4. SPIFFE/SPIRE integration — Extend the existing SPIFFE/SPIRE authentication (Embedded SPIRE: Use Persistent KeyManager Instead of In-Memory #288, Short-lived Satellite Credentials With Heartbeat-based Refresh #285) so that SVIDs can be backed by hardware key storage via PARSEC, adding hardware root-of-trust to the existing workload identity model.

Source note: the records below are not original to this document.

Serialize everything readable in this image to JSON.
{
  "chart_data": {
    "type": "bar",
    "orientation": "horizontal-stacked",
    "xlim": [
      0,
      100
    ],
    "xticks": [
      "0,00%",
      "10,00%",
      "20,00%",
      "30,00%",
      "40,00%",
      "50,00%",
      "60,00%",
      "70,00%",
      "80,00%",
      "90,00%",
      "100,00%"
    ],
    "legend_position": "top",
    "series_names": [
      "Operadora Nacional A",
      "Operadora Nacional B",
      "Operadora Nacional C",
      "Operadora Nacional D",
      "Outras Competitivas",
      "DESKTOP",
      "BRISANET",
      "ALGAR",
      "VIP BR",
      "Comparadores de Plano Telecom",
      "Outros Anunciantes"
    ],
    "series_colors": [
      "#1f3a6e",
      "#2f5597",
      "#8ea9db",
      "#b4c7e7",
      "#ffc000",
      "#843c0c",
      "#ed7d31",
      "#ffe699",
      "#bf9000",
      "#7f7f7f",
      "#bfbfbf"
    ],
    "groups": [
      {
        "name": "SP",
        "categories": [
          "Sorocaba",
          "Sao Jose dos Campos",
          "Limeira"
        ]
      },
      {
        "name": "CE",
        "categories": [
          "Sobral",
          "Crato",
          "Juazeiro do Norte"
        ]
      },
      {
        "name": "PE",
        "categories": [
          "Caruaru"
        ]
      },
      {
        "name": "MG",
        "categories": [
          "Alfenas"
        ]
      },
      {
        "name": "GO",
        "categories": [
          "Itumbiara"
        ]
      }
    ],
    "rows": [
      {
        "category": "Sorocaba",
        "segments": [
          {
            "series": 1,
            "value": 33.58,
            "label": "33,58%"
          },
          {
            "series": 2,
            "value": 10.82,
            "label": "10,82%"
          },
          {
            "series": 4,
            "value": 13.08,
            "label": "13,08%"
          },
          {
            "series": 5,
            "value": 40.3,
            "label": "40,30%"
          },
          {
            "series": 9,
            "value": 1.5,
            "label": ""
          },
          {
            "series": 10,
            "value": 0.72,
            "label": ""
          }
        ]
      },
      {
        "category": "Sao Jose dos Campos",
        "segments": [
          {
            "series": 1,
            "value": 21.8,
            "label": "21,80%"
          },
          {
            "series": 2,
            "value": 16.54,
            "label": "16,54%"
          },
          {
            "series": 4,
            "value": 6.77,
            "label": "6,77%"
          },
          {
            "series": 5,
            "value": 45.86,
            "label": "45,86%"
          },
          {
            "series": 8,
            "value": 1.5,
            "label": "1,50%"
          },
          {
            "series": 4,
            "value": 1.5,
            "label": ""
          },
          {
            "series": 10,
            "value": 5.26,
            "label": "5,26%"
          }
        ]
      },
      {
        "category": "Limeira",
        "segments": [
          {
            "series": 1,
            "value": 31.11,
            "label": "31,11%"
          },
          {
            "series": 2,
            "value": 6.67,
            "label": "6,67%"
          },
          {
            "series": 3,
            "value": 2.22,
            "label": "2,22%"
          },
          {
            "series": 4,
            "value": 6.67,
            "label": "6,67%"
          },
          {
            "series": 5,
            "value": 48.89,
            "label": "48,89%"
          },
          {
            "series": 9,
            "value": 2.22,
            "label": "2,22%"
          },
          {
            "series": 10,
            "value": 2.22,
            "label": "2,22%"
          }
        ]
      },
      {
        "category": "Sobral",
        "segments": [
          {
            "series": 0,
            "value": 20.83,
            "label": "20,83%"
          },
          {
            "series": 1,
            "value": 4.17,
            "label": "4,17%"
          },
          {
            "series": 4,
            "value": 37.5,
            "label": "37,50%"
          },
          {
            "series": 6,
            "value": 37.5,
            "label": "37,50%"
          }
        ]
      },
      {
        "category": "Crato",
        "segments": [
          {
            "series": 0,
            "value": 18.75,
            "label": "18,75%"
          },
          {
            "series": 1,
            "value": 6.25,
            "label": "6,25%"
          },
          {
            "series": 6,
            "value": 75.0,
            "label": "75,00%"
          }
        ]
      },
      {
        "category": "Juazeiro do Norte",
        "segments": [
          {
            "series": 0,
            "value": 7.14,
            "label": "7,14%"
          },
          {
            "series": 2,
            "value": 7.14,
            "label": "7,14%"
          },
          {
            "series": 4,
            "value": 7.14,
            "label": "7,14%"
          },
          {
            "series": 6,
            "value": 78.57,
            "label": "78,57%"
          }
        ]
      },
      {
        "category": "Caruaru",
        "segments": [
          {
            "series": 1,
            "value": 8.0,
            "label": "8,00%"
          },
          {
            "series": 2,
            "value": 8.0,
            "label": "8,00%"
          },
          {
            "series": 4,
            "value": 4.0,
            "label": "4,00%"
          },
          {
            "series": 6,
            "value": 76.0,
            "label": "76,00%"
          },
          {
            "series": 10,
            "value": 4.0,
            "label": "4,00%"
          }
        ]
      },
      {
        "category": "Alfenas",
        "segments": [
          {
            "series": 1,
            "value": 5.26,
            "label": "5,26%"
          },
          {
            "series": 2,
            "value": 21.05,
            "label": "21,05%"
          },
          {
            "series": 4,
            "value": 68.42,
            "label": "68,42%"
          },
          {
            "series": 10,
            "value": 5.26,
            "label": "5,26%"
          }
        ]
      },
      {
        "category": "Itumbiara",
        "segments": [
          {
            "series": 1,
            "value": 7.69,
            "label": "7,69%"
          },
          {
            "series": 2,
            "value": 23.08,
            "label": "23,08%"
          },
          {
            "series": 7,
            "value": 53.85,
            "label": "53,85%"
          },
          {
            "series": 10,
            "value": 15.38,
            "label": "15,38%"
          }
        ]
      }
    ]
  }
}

5. Zero-touch provisioning (ZTP) — Enable new satellites to securely self-register using hardware attestation, without requiring manual credential distribution.

Design Constraints

• Must work alongside existing software-only mode (not all deployments have hardware security)
• PARSEC backend selection should be configurable (TPM, PKCS#11, etc.)
• Should not require changes to the OCI artifact sync protocol
• Must support air-gapped enrollment scenarios

Related Issues

• Cloud HSM Integration for Key Storage #254 — Cloud HSM Integration for Key Storage (cloud-side, complementary)
• Embedded SPIRE: Use Persistent KeyManager Instead of In-Memory #288 — Embedded SPIRE: Use Persistent KeyManager Instead of In-Memory
• Short-lived Satellite Credentials With Heartbeat-based Refresh #285 — Short-lived Satellite Credentials With Heartbeat-based Refresh
• mTLS Between Satellite and Ground Control #251 — mTLS Between Satellite and Ground Control
• FIPS/GDPR Compliance Audit and Hardening #253 — FIPS/GDPR Compliance Audit and Hardening

[maishivamhoo123]

@Vad1mo Sir while solving this issue https://github.com/container-registry/harbor-satellite/issues/288I noticed that the KeyManager was initially configured to store keys in memory.

 KeyManager "memory" {
        plugin_data {}

I made it to store at to keep it at disk

 KeyManager "disk" {
        plugin_data {
            keys_path = "%s/keys.json"
        }
    }

but still it is not optimal because it will be stored in any file
and i went through the docs of CNCF PARSEC

Sir I got two question.
1 . PARSEC not a library which we can use it in our code and compile it will run. it is a type of server(Deamnon) which is running(In Background). so will it not create deployment problem? How do we plan to package this? Do we bundle the parsec-service binary inside the Satellite Docker image, or do we expect the Host OS to strictly provide the running Parsec socket?
2>Standard Go TLS expects keys to be loaded from files or to implement the crypto.Signer interface... we cannot use standard functions like tls.LoadX509KeyPair.
this function

func LoadCertificate(certFile, keyFile string) (*tls.Certificate, error) {
	if _, err := os.Stat(certFile); os.IsNotExist(err) {
		return nil, ErrCertNotFound
	}
	if _, err := os.Stat(keyFile); os.IsNotExist(err) {
		return nil, ErrKeyNotFound
	}

	cert, err := tls.LoadX509KeyPair(certFile, keyFile)
	if err != nil {
		return nil, fmt.Errorf("%w: %v", ErrCertInvalid, err)
	}

	return &cert, nil
}

we need to refract this to make it compatible?